Now if you restart both Lighttpd and Apache you should be able to access your Subversion repositories by pointing your web browser to svn.yourdomain.com/project where project is the project identifier for one of your Redmine projects. You should also be able to browse the repository for each project from within Redmine itself.

References:

3. Email notification setup

You can ask Redmine to notify you by email whenever somebody creates or updates an issue, or makes other edits to a Redmine project. Setting this up is quite simple assuming you’ve already got access to an SMTP server.

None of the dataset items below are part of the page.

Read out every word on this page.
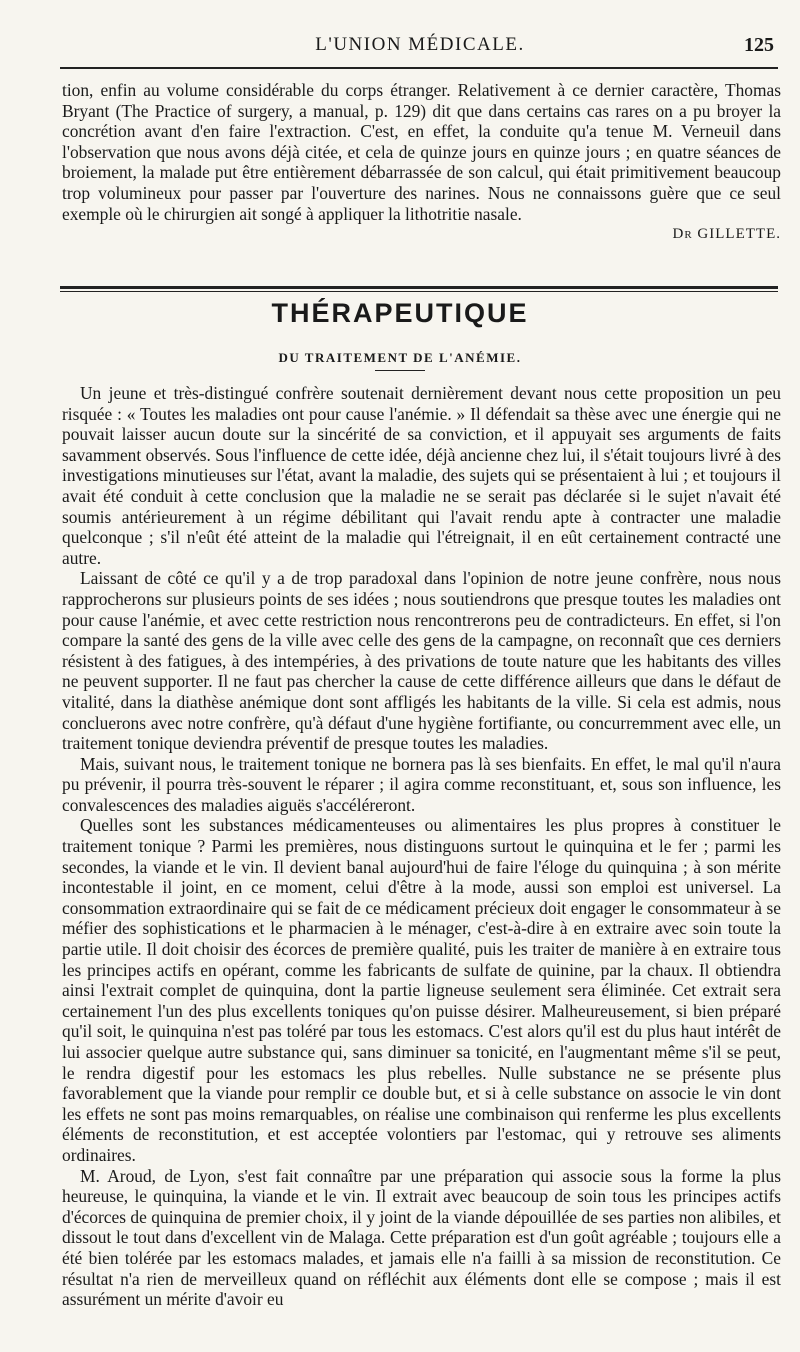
L'UNION MÉDICALE.	125

tion, enfin au volume considérable du corps étranger. Relativement à ce dernier caractère, Thomas Bryant (The Practice of surgery, a manual, p. 129) dit que dans certains cas rares on a pu broyer la concrétion avant d'en faire l'extraction. C'est, en effet, la conduite qu'a tenue M. Verneuil dans l'observation que nous avons déjà citée, et cela de quinze jours en quinze jours ; en quatre séances de broiement, la malade put être entièrement débarrassée de son calcul, qui était primitivement beaucoup trop volumineux pour passer par l'ouverture des narines. Nous ne connaissons guère que ce seul exemple où le chirurgien ait songé à appliquer la lithotritie nasale.

Dr GILLETTE.
THÉRAPEUTIQUE
DU TRAITEMENT DE L'ANÉMIE.

Un jeune et très-distingué confrère soutenait dernièrement devant nous cette proposition un peu risquée : « Toutes les maladies ont pour cause l'anémie. » Il défendait sa thèse avec une énergie qui ne pouvait laisser aucun doute sur la sincérité de sa conviction, et il appuyait ses arguments de faits savamment observés. Sous l'influence de cette idée, déjà ancienne chez lui, il s'était toujours livré à des investigations minutieuses sur l'état, avant la maladie, des sujets qui se présentaient à lui ; et toujours il avait été conduit à cette conclusion que la maladie ne se serait pas déclarée si le sujet n'avait été soumis antérieurement à un régime débilitant qui l'avait rendu apte à contracter une maladie quelconque ; s'il n'eût été atteint de la maladie qui l'étreignait, il en eût certainement contracté une autre.

Laissant de côté ce qu'il y a de trop paradoxal dans l'opinion de notre jeune confrère, nous nous rapprocherons sur plusieurs points de ses idées ; nous soutiendrons que presque toutes les maladies ont pour cause l'anémie, et avec cette restriction nous rencontrerons peu de contradicteurs. En effet, si l'on compare la santé des gens de la ville avec celle des gens de la campagne, on reconnaît que ces derniers résistent à des fatigues, à des intempéries, à des privations de toute nature que les habitants des villes ne peuvent supporter. Il ne faut pas chercher la cause de cette différence ailleurs que dans le défaut de vitalité, dans la diathèse anémique dont sont affligés les habitants de la ville. Si cela est admis, nous concluerons avec notre confrère, qu'à défaut d'une hygiène fortifiante, ou concurremment avec elle, un traitement tonique deviendra préventif de presque toutes les maladies.

Mais, suivant nous, le traitement tonique ne bornera pas là ses bienfaits. En effet, le mal qu'il n'aura pu prévenir, il pourra très-souvent le réparer ; il agira comme reconstituant, et, sous son influence, les convalescences des maladies aiguës s'accéléreront.

Quelles sont les substances médicamenteuses ou alimentaires les plus propres à constituer le traitement tonique ? Parmi les premières, nous distinguons surtout le quinquina et le fer ; parmi les secondes, la viande et le vin. Il devient banal aujourd'hui de faire l'éloge du quinquina ; à son mérite incontestable il joint, en ce moment, celui d'être à la mode, aussi son emploi est universel. La consommation extraordinaire qui se fait de ce médicament précieux doit engager le consommateur à se méfier des sophistications et le pharmacien à le ménager, c'est-à-dire à en extraire avec soin toute la partie utile. Il doit choisir des écorces de première qualité, puis les traiter de manière à en extraire tous les principes actifs en opérant, comme les fabricants de sulfate de quinine, par la chaux. Il obtiendra ainsi l'extrait complet de quinquina, dont la partie ligneuse seulement sera éliminée. Cet extrait sera certainement l'un des plus excellents toniques qu'on puisse désirer. Malheureusement, si bien préparé qu'il soit, le quinquina n'est pas toléré par tous les estomacs. C'est alors qu'il est du plus haut intérêt de lui associer quelque autre substance qui, sans diminuer sa tonicité, en l'augmentant même s'il se peut, le rendra digestif pour les estomacs les plus rebelles. Nulle substance ne se présente plus favorablement que la viande pour remplir ce double but, et si à celle substance on associe le vin dont les effets ne sont pas moins remarquables, on réalise une combinaison qui renferme les plus excellents éléments de reconstitution, et est acceptée volontiers par l'estomac, qui y retrouve ses aliments ordinaires.

M. Aroud, de Lyon, s'est fait connaître par une préparation qui associe sous la forme la plus heureuse, le quinquina, la viande et le vin. Il extrait avec beaucoup de soin tous les principes actifs d'écorces de quinquina de premier choix, il y joint de la viande dépouillée de ses parties non alibiles, et dissout le tout dans d'excellent vin de Malaga. Cette préparation est d'un goût agréable ; toujours elle a été bien tolérée par les estomacs malades, et jamais elle n'a failli à sa mission de reconstitution. Ce résultat n'a rien de merveilleux quand on réfléchit aux éléments dont elle se compose ; mais il est assurément un mérite d'avoir eu
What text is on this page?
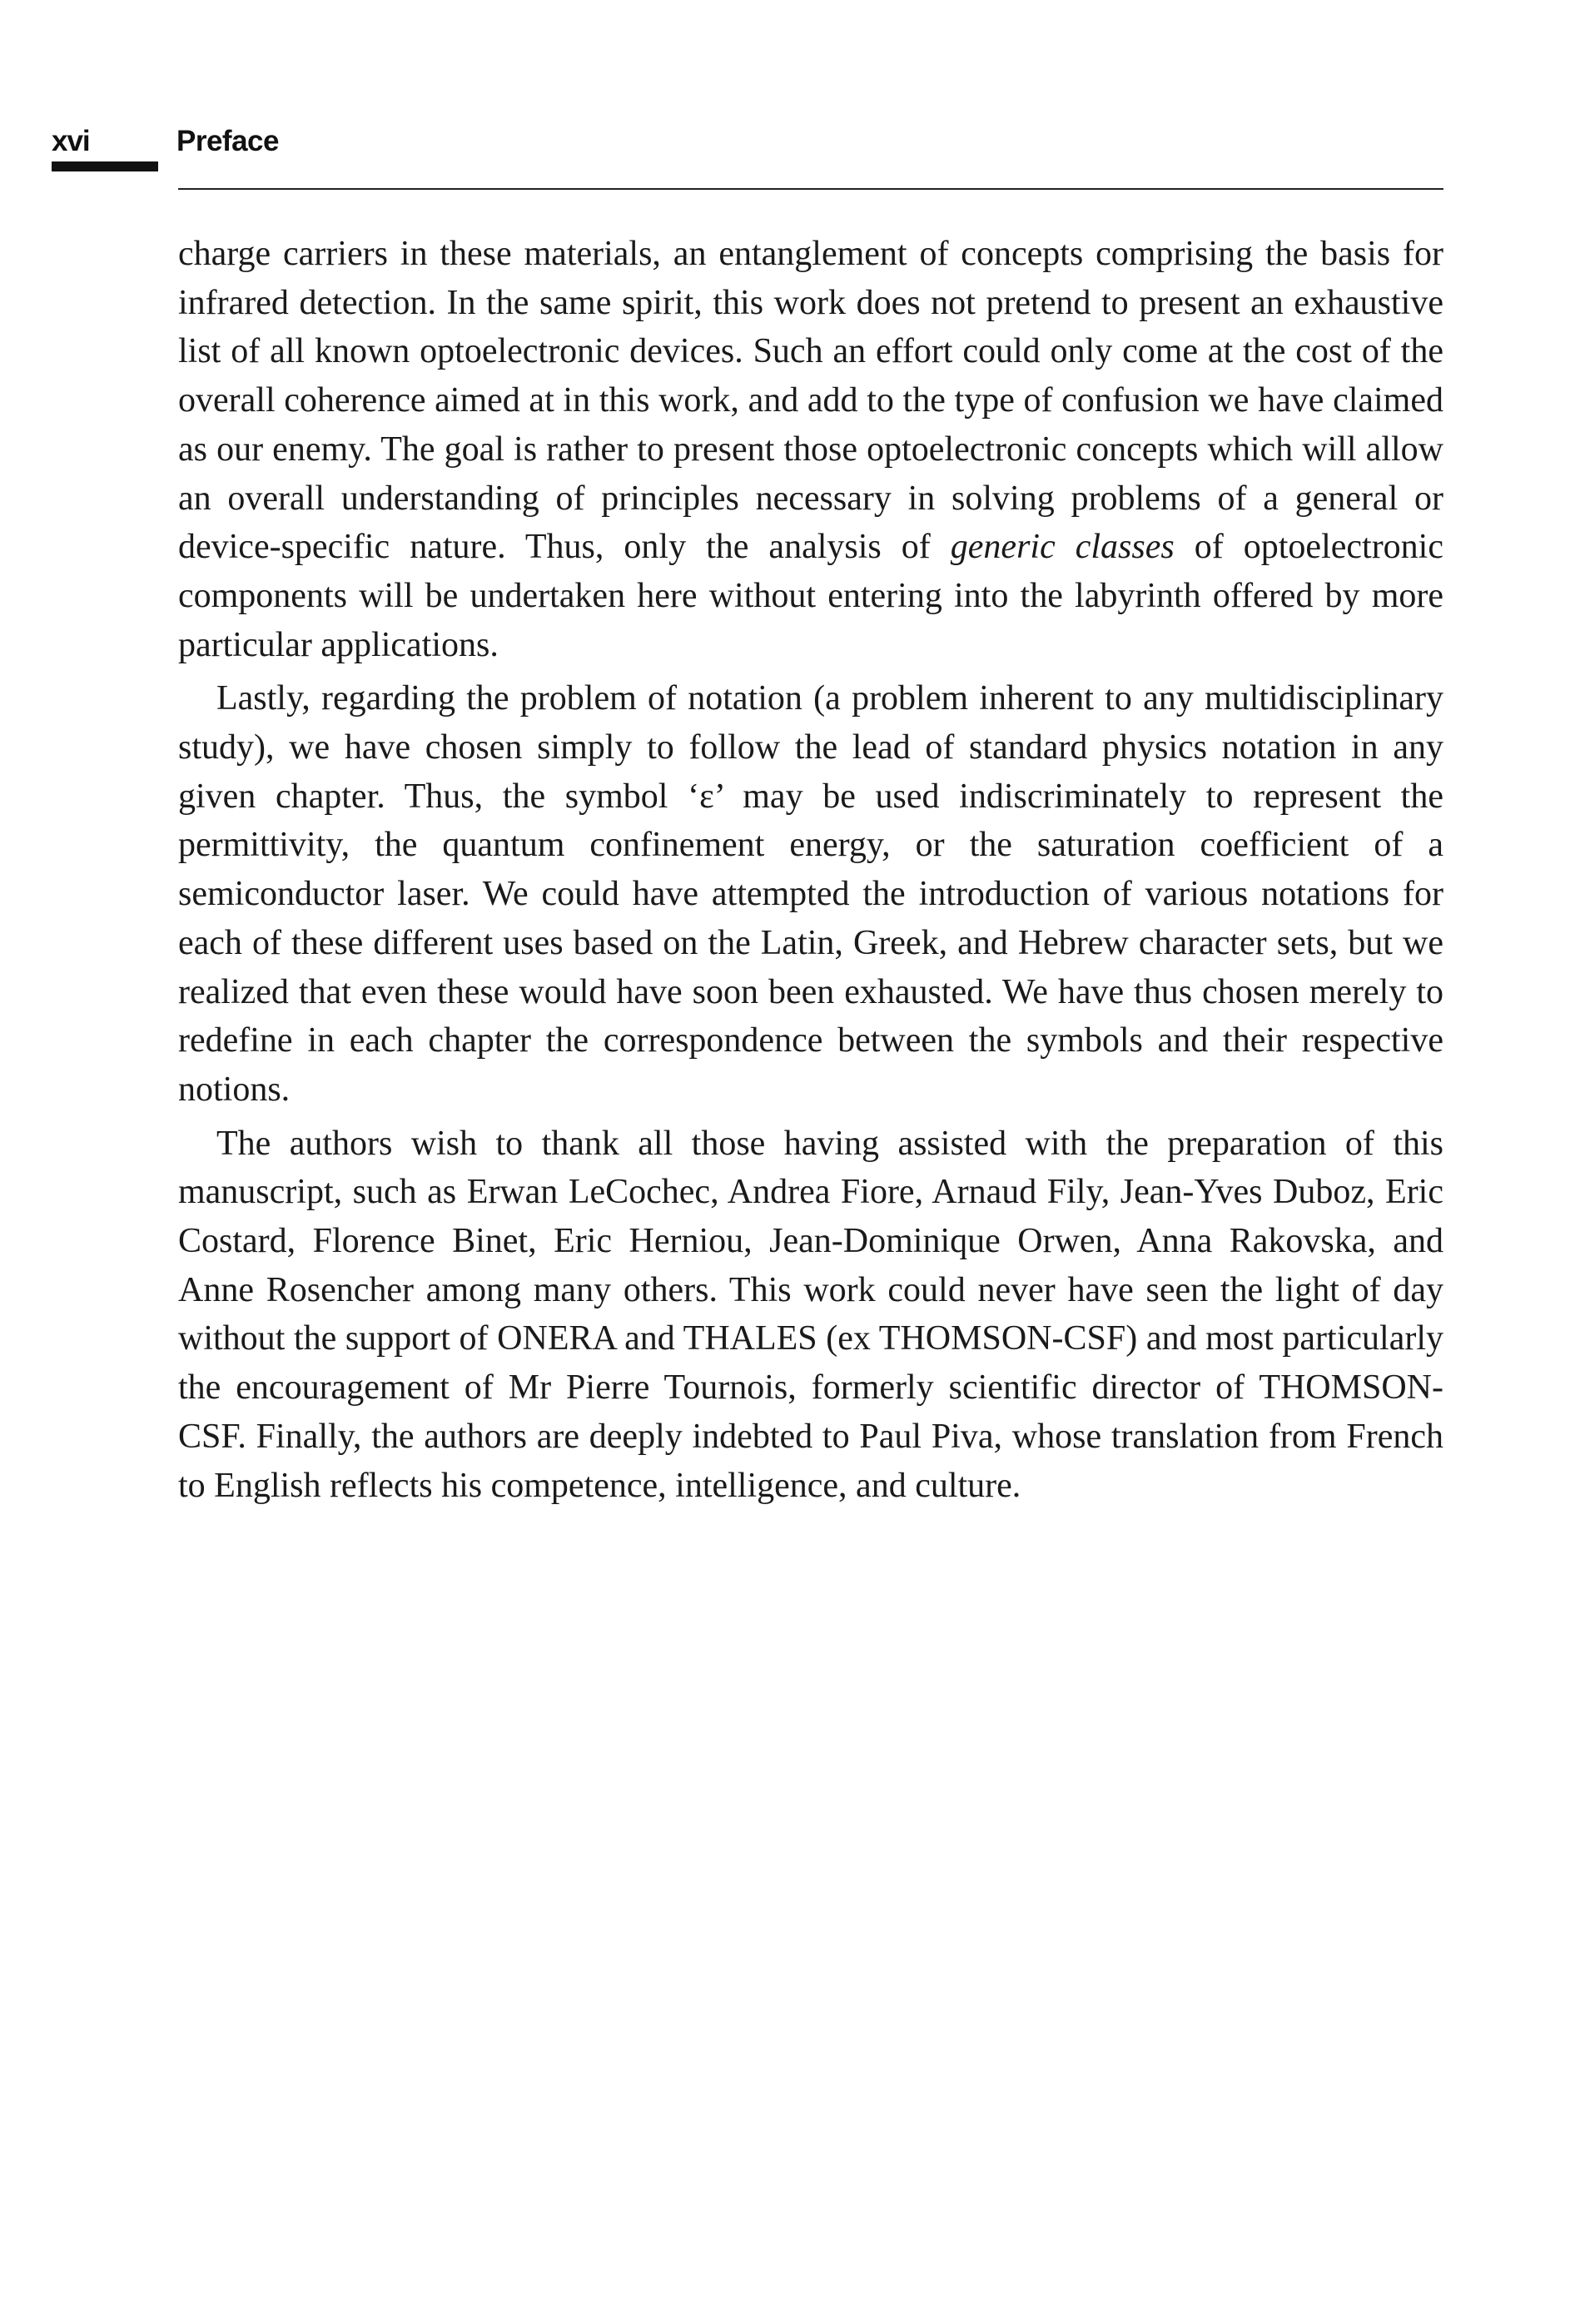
xvi	Preface

charge carriers in these materials, an entanglement of concepts comprising the basis for infrared detection. In the same spirit, this work does not pretend to present an exhaustive list of all known optoelectronic devices. Such an effort could only come at the cost of the overall coherence aimed at in this work, and add to the type of confusion we have claimed as our enemy. The goal is rather to present those optoelectronic concepts which will allow an overall understanding of principles necessary in solving problems of a general or device-specific nature. Thus, only the analysis of generic classes of optoelectronic components will be undertaken here without entering into the labyrinth offered by more particular applications.

Lastly, regarding the problem of notation (a problem inherent to any multidisciplinary study), we have chosen simply to follow the lead of standard physics notation in any given chapter. Thus, the symbol ‘ε’ may be used indiscriminately to represent the permittivity, the quantum confinement energy, or the saturation coefficient of a semiconductor laser. We could have attempted the introduction of various notations for each of these different uses based on the Latin, Greek, and Hebrew character sets, but we realized that even these would have soon been exhausted. We have thus chosen merely to redefine in each chapter the correspondence between the symbols and their respective notions.

The authors wish to thank all those having assisted with the preparation of this manuscript, such as Erwan LeCochec, Andrea Fiore, Arnaud Fily, Jean-Yves Duboz, Eric Costard, Florence Binet, Eric Herniou, Jean-Dominique Orwen, Anna Rakovska, and Anne Rosencher among many others. This work could never have seen the light of day without the support of ONERA and THALES (ex THOMSON-CSF) and most particularly the encouragement of Mr Pierre Tournois, formerly scientific director of THOMSON-CSF. Finally, the authors are deeply indebted to Paul Piva, whose translation from French to English reflects his competence, intelligence, and culture.
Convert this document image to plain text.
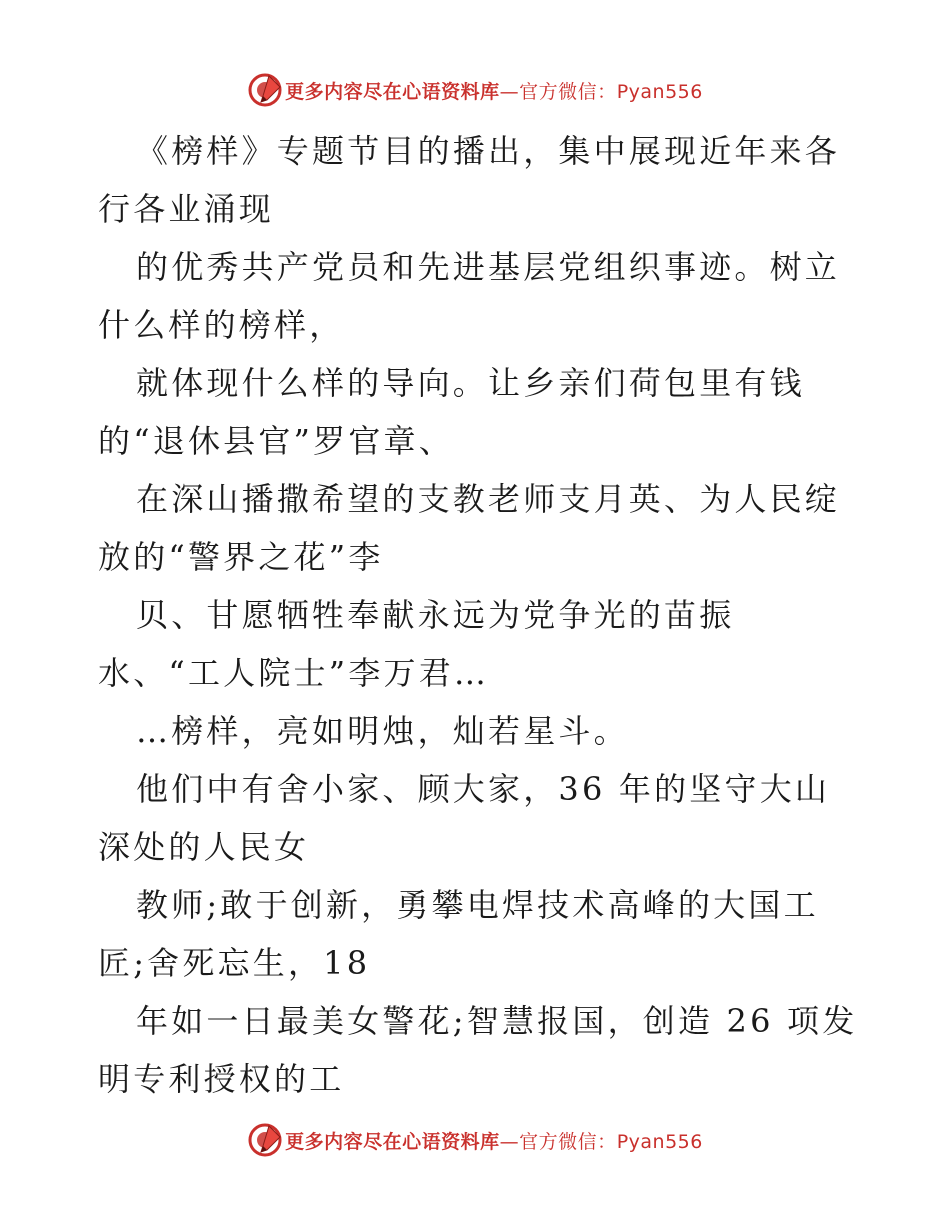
更多内容尽在心语资料库—官方微信：Pyan556

《榜样》专题节目的播出，集中展现近年来各行各业涌现

的优秀共产党员和先进基层党组织事迹。树立什么样的榜样，

就体现什么样的导向。让乡亲们荷包里有钱的“退休县官”罗官章、

在深山播撒希望的支教老师支月英、为人民绽放的“警界之花”李

贝、甘愿牺牲奉献永远为党争光的苗振水、“工人院士”李万君…

…榜样，亮如明烛，灿若星斗。

他们中有舍小家、顾大家，36 年的坚守大山深处的人民女

教师;敢于创新，勇攀电焊技术高峰的大国工匠;舍死忘生，18

年如一日最美女警花;智慧报国，创造 26 项发明专利授权的工

更多内容尽在心语资料库—官方微信：Pyan556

Firstly, edit /redmine_docroot/config/environment.rb and enter the settings for your SMTP server (in this example I’m using Gmail’s SMTP server):

$ cat /redmine_docroot/config/environment.rb  
...  
# See Rails::Configuration for more options

# SMTP server configuration  
config.action_mailer.smtp_settings = {  
:address => "smtp.gmail.com",  
:tls => true,  
:port => 587,  
:domain => "gmail.com",  
:authentication => :login,  
:user_name => "[email protected]",  
:password => "password",  
}

config.action_mailer.perform_deliveries = true

# Tell ActionMailer not to deliver emails to the real world.  
# The :test delivery method accumulates sent emails in the  
# ActionMailer::Base.deliveries array.  
#config.action_mailer.delivery_method = :test  
config.action_mailer.delivery_method = :smtp  
...  

The tls setting shown above instructs the mailer that the Gmail SMTP server uses the STARTTLS method of establishing a connection. But to actually use this method of connecting we need to install the optional TLS plugin:

/redmine_docroot$ ruby script/plugin install http://svn.douglasfshearer.com/rails/plugins/action_mailer_optional_tls  
+ ./README  
+ ./Rakefile  
+ ./init.rb  
+ ./lib/action_mailer_tls.rb  
+ ./lib/smtp_tls.rb  
+ ./test/tls_test.rb  

As of 5th Dec 2008 there is a bug in this plugin. When you try sending a test email via the Redmine administration interface you will see the error: An error occurred while sending mail (wrong number of arguments (3 for 2)). To fix this edit /redmine_docroot/vendor/plugins/action_mailer_optional_tls/lib/smtp_tls.rb and change the following block of code from…

...  
def do_tls_start(helodomain, user, secret, authtype)  
raise IOError, 'SMTP session already started' if @started  
check_auth_args user, secret, authtype if user or secret  
...  

…to…

...  
def do_tls_start(helodomain, user, secret, authtype)  
raise IOError, 'SMTP session already started' if @started  
check_auth_args user, secret if user or secret  
...  

After restarting Lighttpd (and thus, Redmine) you should now be able to send a test email via the administration interface (goto Administration -> Settings -> Email notifications). Furthermore, when you add or edit an issue in a project all the members of that project will recieve an email notifying them of the changes made.